DeMarco’s first EP (and later full length) Rock and Roll Nightclub embodied a moment in time where the then 22 year old was attempting to make his mark on the world, an effort that would lead to the acclaim he’s achieved to date. Another One is unmistakably a throwback to that initial effort. The dreamy keyboards mixed with the easy cymbals and light guitar flares transports you to an imagined place in time where DeMarco’s “family vacation through the Carolinas” fashion tendencies make sense, and the use of VHS and wonder at spontaneity still exist. Initially the first track on the album, ‘The Way You’d Love Her’ eases the listener into a state of content, masking any possible differences from recent work that may send away the wayward fan.
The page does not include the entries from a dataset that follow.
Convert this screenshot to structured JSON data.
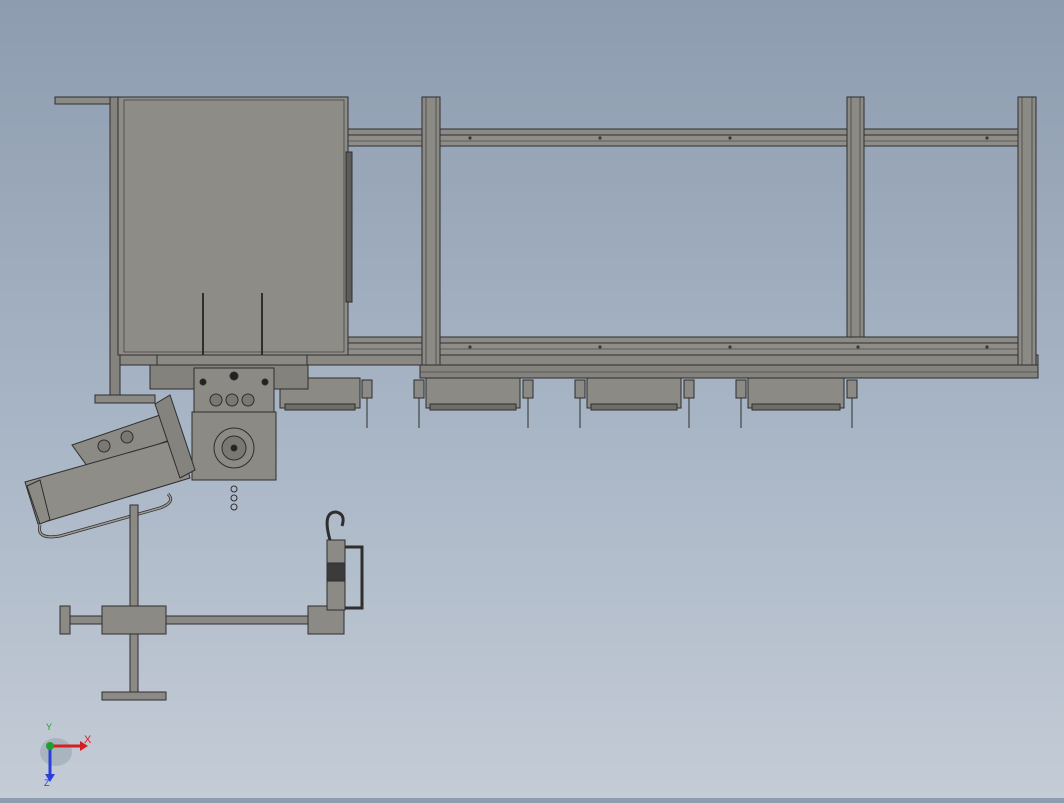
{
  "view": {
    "background_top": "#8d9caf",
    "background_bottom": "#c4ccd6",
    "part_fill": "#8c8a85",
    "part_dark": "#6f6d68",
    "outline": "#2e2e2e"
  },
  "triad": {
    "x_label": "X",
    "y_label": "Y",
    "z_label": "Z",
    "x_color": "#d42020",
    "y_color": "#1fa02a",
    "z_color": "#2b3fd8"
  }
}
The continued use of an unchanged reach between his glam rock roots and teetering pop-synth outlook never feels tedious or repetitive, instead embracing the diehard fan and bringing close the non-believer.
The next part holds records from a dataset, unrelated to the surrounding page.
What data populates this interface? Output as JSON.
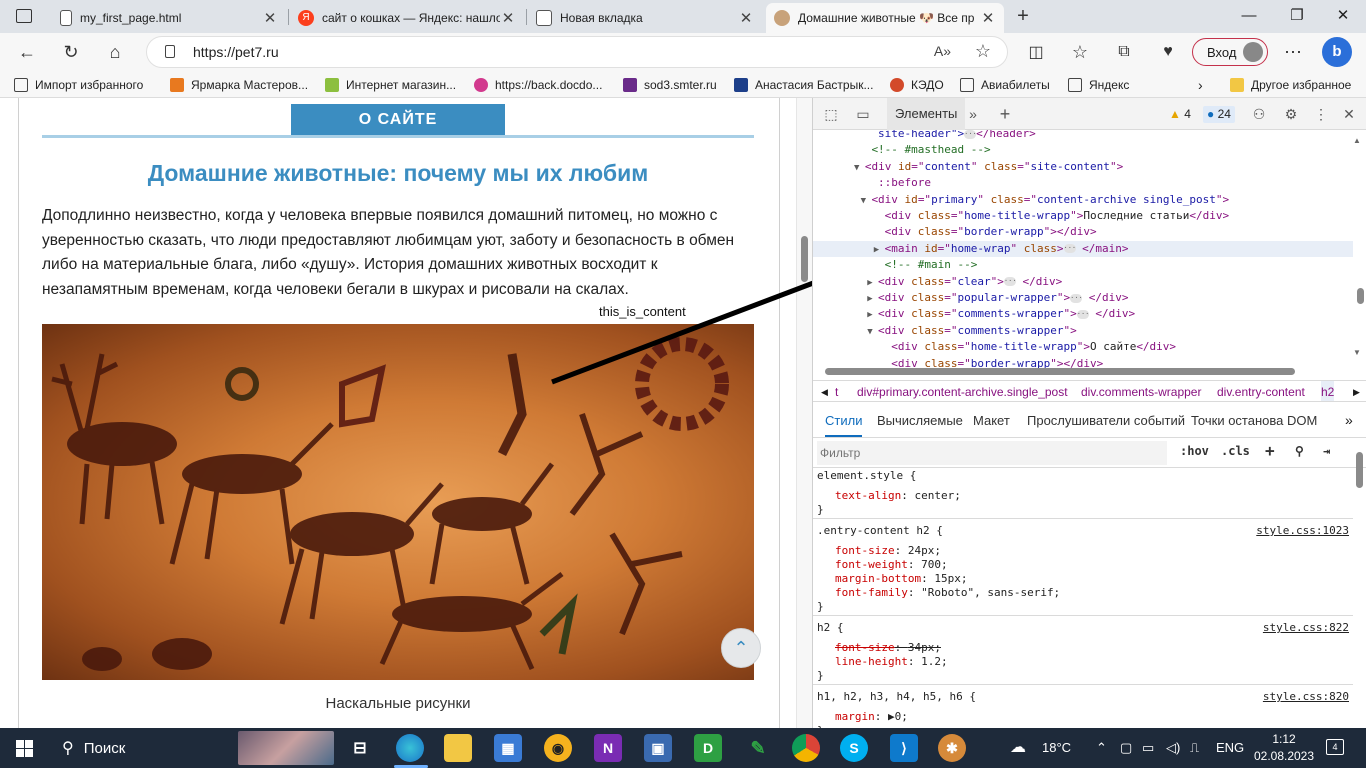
{
  "browser": {
    "tabs": [
      {
        "label": "my_first_page.html"
      },
      {
        "label": "сайт о кошках — Яндекс: нашло"
      },
      {
        "label": "Новая вкладка"
      },
      {
        "label": "Домашние животные 🐶 Все пр"
      }
    ],
    "url": "https://pet7.ru",
    "login_label": "Вход",
    "favorites": [
      "Импорт избранного",
      "Ярмарка Мастеров...",
      "Интернет магазин...",
      "https://back.docdo...",
      "sod3.smter.ru",
      "Анастасия Бастрык...",
      "КЭДО",
      "Авиабилеты",
      "Яндекс",
      "Другое избранное"
    ]
  },
  "page": {
    "section_tab": "О САЙТЕ",
    "title": "Домашние животные: почему мы их любим",
    "paragraph": "Доподлинно  неизвестно, когда у человека впервые появился домашний питомец, но можно с уверенностью сказать, что люди предоставляют любимцам уют, заботу и безопасность в обмен либо на материальные блага, либо «душу». История домашних животных восходит к незапамятным временам, когда человеки бегали в шкурах и рисовали на скалах.",
    "overlay_label": "this_is_content",
    "image_caption": "Наскальные рисунки",
    "scroll_top_icon": "chevron-up-icon"
  },
  "devtools": {
    "elements_tab": "Элементы",
    "warnings_count": "4",
    "messages_count": "24",
    "dom_lines": [
      {
        "indent": 7,
        "tri": "",
        "html": "site-header\">",
        "kind": "cut"
      },
      {
        "indent": 6,
        "tri": "",
        "comment": "<!-- #masthead -->"
      },
      {
        "indent": 5,
        "tri": "▼",
        "open": "div",
        "attrs": [
          [
            "id",
            "content"
          ],
          [
            "class",
            "site-content"
          ]
        ]
      },
      {
        "indent": 7,
        "tri": "",
        "pseudo": "::before"
      },
      {
        "indent": 6,
        "tri": "▼",
        "open": "div",
        "attrs": [
          [
            "id",
            "primary"
          ],
          [
            "class",
            "content-archive single_post"
          ]
        ]
      },
      {
        "indent": 8,
        "tri": "",
        "open": "div",
        "attrs": [
          [
            "class",
            "home-title-wrapp"
          ]
        ],
        "text": "Последние статьи",
        "close": "div"
      },
      {
        "indent": 8,
        "tri": "",
        "open": "div",
        "attrs": [
          [
            "class",
            "border-wrapp"
          ]
        ],
        "close": "div"
      },
      {
        "indent": 8,
        "tri": "▶",
        "open": "main",
        "attrs": [
          [
            "id",
            "home-wrap"
          ]
        ],
        "trail": " class",
        "dots": true,
        "close": "main",
        "hl": true
      },
      {
        "indent": 8,
        "tri": "",
        "comment": "<!-- #main -->"
      },
      {
        "indent": 7,
        "tri": "▶",
        "open": "div",
        "attrs": [
          [
            "class",
            "clear"
          ]
        ],
        "dots": true,
        "close": "div"
      },
      {
        "indent": 7,
        "tri": "▶",
        "open": "div",
        "attrs": [
          [
            "class",
            "popular-wrapper"
          ]
        ],
        "dots": true,
        "close": "div"
      },
      {
        "indent": 7,
        "tri": "▶",
        "open": "div",
        "attrs": [
          [
            "class",
            "comments-wrapper"
          ]
        ],
        "dots": true,
        "close": "div"
      },
      {
        "indent": 7,
        "tri": "▼",
        "open": "div",
        "attrs": [
          [
            "class",
            "comments-wrapper"
          ]
        ]
      },
      {
        "indent": 9,
        "tri": "",
        "open": "div",
        "attrs": [
          [
            "class",
            "home-title-wrapp"
          ]
        ],
        "text": "О сайте",
        "close": "div"
      },
      {
        "indent": 9,
        "tri": "",
        "open": "div",
        "attrs": [
          [
            "class",
            "border-wrapp"
          ]
        ],
        "close": "div",
        "kind": "cutbottom"
      }
    ],
    "breadcrumbs": [
      "t",
      "div#primary.content-archive.single_post",
      "div.comments-wrapper",
      "div.entry-content",
      "h2"
    ],
    "styles_tabs": [
      "Стили",
      "Вычисляемые",
      "Макет",
      "Прослушиватели событий",
      "Точки останова DOM"
    ],
    "filter_placeholder": "Фильтр",
    "hov": ":hov",
    "cls": ".cls",
    "rules": [
      {
        "selector": "element.style {",
        "source": "",
        "props": [
          [
            "text-align",
            "center",
            false
          ]
        ]
      },
      {
        "selector": ".entry-content h2 {",
        "source": "style.css:1023",
        "props": [
          [
            "font-size",
            "24px",
            false
          ],
          [
            "font-weight",
            "700",
            false
          ],
          [
            "margin-bottom",
            "15px",
            false
          ],
          [
            "font-family",
            "\"Roboto\", sans-serif",
            false
          ]
        ]
      },
      {
        "selector": "h2 {",
        "source": "style.css:822",
        "props": [
          [
            "font-size",
            "34px",
            true
          ],
          [
            "line-height",
            "1.2",
            false
          ]
        ]
      },
      {
        "selector": "h1, h2, h3, h4, h5, h6 {",
        "source": "style.css:820",
        "props": [
          [
            "margin",
            "▶0",
            false
          ]
        ]
      }
    ]
  },
  "taskbar": {
    "search_label": "Поиск",
    "weather": "18°C",
    "language": "ENG",
    "time": "1:12",
    "date": "02.08.2023",
    "notifications": "4"
  }
}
Moving forward, title track ‘Another One’ is indicative of the album itself, expressing undertones of the laissez-faire attitude and expression of self-reliance that comes with the creation of a mini-LP. The best part of DeMarco’s latest release is the fact that he’s dubbed it a “Mini-LP” rather than an EP. Nothing could be truer, as the work is quantified lyrically and melodically in a way that is not consistent with an EP. DeMarco’s ability to contort each individual piece from a typically easy listening elevator track into a well-loved, well-written summer soundtrack is not only telling of his talent as an artist, but also of his unruly expectations of himself as a musician, something that heeds heavily as a factor once you reach the end of the album.

In an unexpected twist, DeMarco invites every listener to his home to enjoy a cup of coffee. Where many artists in the past invite their fans to these types of interactions, DeMarco actually gives out his real home address, a move he later explained is fair considering the small, unreasonably navigable town he lives in and the difficulty getting to his house. If folks can actually make it there, “they deserve that cup of coffee.” The notion is romantic, and incredibly ballsy considering the usual stipulations normally surrounding an artist’s privacy.
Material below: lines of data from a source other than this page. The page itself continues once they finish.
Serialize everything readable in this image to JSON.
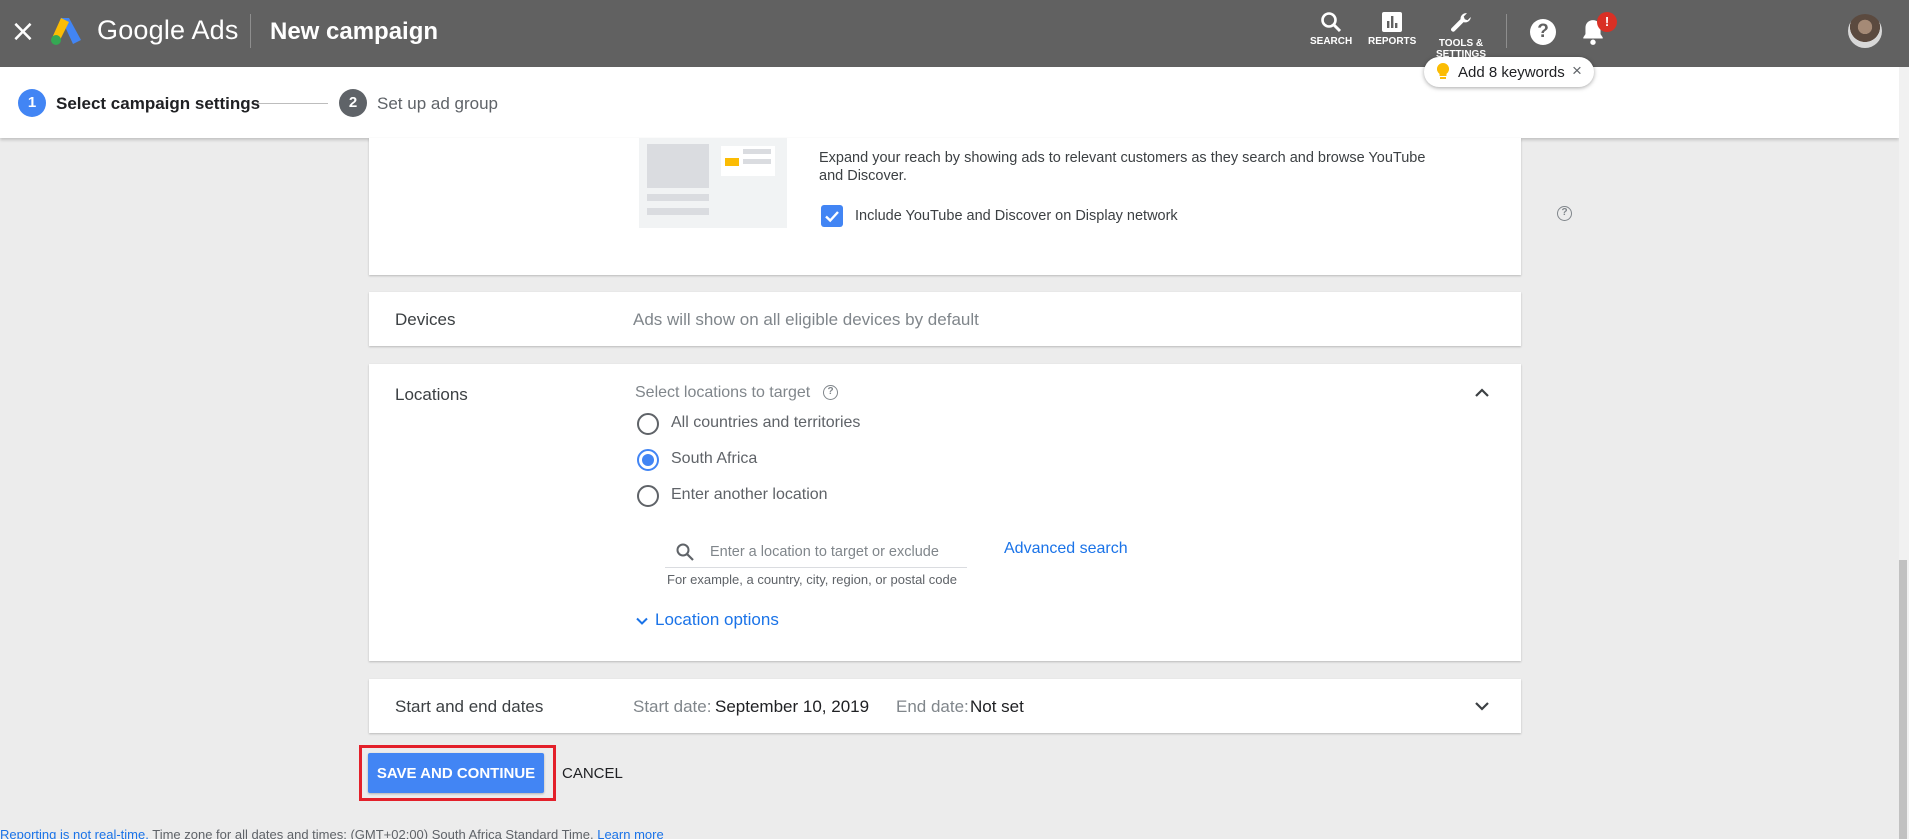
{
  "header": {
    "close_label": "×",
    "brand": "Google Ads",
    "page_title": "New campaign",
    "search_label": "SEARCH",
    "reports_label": "REPORTS",
    "tools_label_1": "TOOLS &",
    "tools_label_2": "SETTINGS",
    "help_label": "?",
    "notification_badge": "!"
  },
  "keyword_chip": {
    "text": "Add 8 keywords",
    "close_label": "×"
  },
  "stepper": {
    "step1_number": "1",
    "step1_label": "Select campaign settings",
    "step2_number": "2",
    "step2_label": "Set up ad group"
  },
  "networks": {
    "description": "Expand your reach by showing ads to relevant customers as they search and browse YouTube and Discover.",
    "checkbox_label": "Include YouTube and Discover on Display network",
    "checkbox_checked": true
  },
  "devices": {
    "label": "Devices",
    "summary": "Ads will show on all eligible devices by default"
  },
  "locations": {
    "label": "Locations",
    "prompt": "Select locations to target",
    "options": [
      {
        "label": "All countries and territories",
        "checked": false
      },
      {
        "label": "South Africa",
        "checked": true
      },
      {
        "label": "Enter another location",
        "checked": false
      }
    ],
    "search_placeholder": "Enter a location to target or exclude",
    "search_help": "For example, a country, city, region, or postal code",
    "advanced_search": "Advanced search",
    "location_options": "Location options"
  },
  "dates": {
    "label": "Start and end dates",
    "start_prefix": "Start date:",
    "start_value": "September 10, 2019",
    "end_prefix": "End date:",
    "end_value": "Not set"
  },
  "actions": {
    "save_label": "SAVE AND CONTINUE",
    "cancel_label": "CANCEL"
  },
  "footer": {
    "realtime_link": "Reporting is not real-time.",
    "timezone_text": "Time zone for all dates and times: (GMT+02:00) South Africa Standard Time.",
    "learn_more": "Learn more"
  },
  "colors": {
    "topbar": "#616161",
    "accent": "#4285f4",
    "link": "#1a73e8",
    "highlight": "#e3202a",
    "badge": "#d93025"
  }
}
The uniformed may dub this a coffee house album, something to play in the background as budding creatives sip expensive Peruvian drips. Nothing could be further from the truth. Less for the satisfaction of his adoring public, and more to the point of what we know he’s capable of, Another One is a bridge in the gap between his earlier cuts, and future sound. Cheeky, yes, but also sincere and seemingly heartfelt, and fitting to DeMarco’s general sensibilities. In addition to the Mini-LP, DeMarco released a video to the title track, and a making of that video. Both are worth watching, as the mischievous flare puts a perfect cap on the soon ending summer.